If I were looking for an MFA program today I would look for one that is as radically different from the others as I could find. I would look for a place that has something extraordinarily unique about it, a place that engages participants not just with the last 15 years but one that also includes everything from the cave paintings to the present. I would try to find a way to spend time with the history of my discipline in a first-hand manner by actually situating myself in other cultures. My ideal program would take place in a different country every semester. And there would definitely be no final thesis statement, because let’s face it, no one becomes an artist in two years. Rembrandt said about painting that you can’t separate a perfect conclusion from a perfect beginning. Coming up with a final thesis statement and exhibition in two years is just an academic security blanket. Working out a good beginning is all that can be expected in an MFA program.
BR: Who did you study with? What did you learn?

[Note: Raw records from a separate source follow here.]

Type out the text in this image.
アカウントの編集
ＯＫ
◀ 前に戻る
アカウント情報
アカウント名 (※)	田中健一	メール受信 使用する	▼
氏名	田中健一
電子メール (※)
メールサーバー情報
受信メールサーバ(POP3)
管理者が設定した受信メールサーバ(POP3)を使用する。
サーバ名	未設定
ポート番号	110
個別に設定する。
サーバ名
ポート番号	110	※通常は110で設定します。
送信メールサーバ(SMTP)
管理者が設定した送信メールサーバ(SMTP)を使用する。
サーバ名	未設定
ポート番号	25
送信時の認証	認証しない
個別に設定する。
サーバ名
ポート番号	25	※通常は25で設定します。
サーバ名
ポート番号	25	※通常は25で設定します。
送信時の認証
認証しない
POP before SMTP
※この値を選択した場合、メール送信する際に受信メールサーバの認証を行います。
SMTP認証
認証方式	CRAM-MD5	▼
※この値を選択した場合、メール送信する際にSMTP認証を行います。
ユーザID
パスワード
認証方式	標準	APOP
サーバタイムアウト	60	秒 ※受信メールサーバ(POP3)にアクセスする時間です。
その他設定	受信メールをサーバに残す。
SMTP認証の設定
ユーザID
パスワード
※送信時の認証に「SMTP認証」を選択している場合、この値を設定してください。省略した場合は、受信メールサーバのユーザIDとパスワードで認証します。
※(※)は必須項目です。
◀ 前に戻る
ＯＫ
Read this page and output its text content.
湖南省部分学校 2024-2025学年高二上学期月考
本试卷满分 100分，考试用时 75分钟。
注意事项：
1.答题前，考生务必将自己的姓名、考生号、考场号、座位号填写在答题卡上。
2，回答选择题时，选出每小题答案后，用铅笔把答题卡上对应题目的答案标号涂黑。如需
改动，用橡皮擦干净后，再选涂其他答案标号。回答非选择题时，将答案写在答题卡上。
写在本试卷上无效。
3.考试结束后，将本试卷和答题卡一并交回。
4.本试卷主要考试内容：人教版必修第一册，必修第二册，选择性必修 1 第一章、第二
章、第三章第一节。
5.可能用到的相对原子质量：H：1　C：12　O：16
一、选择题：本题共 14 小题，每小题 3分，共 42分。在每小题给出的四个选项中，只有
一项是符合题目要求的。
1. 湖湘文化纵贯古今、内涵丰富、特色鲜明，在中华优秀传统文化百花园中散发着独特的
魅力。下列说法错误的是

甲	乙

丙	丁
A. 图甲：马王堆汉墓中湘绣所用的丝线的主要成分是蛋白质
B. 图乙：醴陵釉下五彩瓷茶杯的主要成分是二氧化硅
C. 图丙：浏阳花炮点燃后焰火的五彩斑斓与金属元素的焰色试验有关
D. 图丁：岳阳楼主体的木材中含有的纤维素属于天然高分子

One is very lucky to have one or two great teachers. For me the stars were aligned and I had many more than that. I went to five different schools, but as I’ve said, the place that had the greatest impact was the Studio School of the 1970’s. There I met dozens of artists, but the ones who had the greatest impact were the ones who had a strong conviction that art was the most important thing in the world, that the location of a mark on a piece of paper was a life and death struggle. They weren’t teaching me how to do what they did. Yes, they spoke a lot about form, space, pressure, structure – all modernist ideas, but they weren’t thinking of these things as art. They were each giving me a language. Gretna Campbell taught me a lot about light and movement, the endless battle that takes place in the chaos of nature. Nicolas Carone introduced me to the world of metaphysics. From Ruth Miller and Andrew Forge I began to understand something about the possibilities of form and content but even more about a belief in oneself, even if you are alone. Leland Bell was all about the pulse of color and movement (and I also learned a lot about jazz from him). George McNeil helped me to refrain from trusting my first efforts because “they are almost always too conscious, too literal, and too shallow.” He pushed me to understand the importance of delving deeper into a place where things can’t be conceptually explained. Peter Agostini talked about the power of concept and the ability to marry it to a form. And then there was Mercedes Matter who in her unyielding passion and total incorruptibility, taught me not to acquiesce to anything – that the slightest change alters everything else in a way that makes painting go on forever, a Sisyphean struggle which ultimately gave me permission to never stop exploring. And all of them taught me about the difference between the art world and the world of art.
(Barbara Rose is a prominent American art historian and critic. Her first book, American Art Since 1900, published 1967, was followed by more than twenty monographs on artists, and many more books, exhibition catalogue essays and pieces of art journalism. She has previously been a contributing editor at Art in America, Vogue, and Artforum, art critic for New York Magazine, art editor at the Partisan Review and editor-in-chief of the Journal of Art.
Kimes’ work is on view 12/03/2020 – 01/09/2020 at Denise Bibro Gallery, 529 W 20th Street, New York, NY. He has given over part of the gallery to one of his former teachers, Gretna Campbell (1922-1987) in addition to his own exhibition.)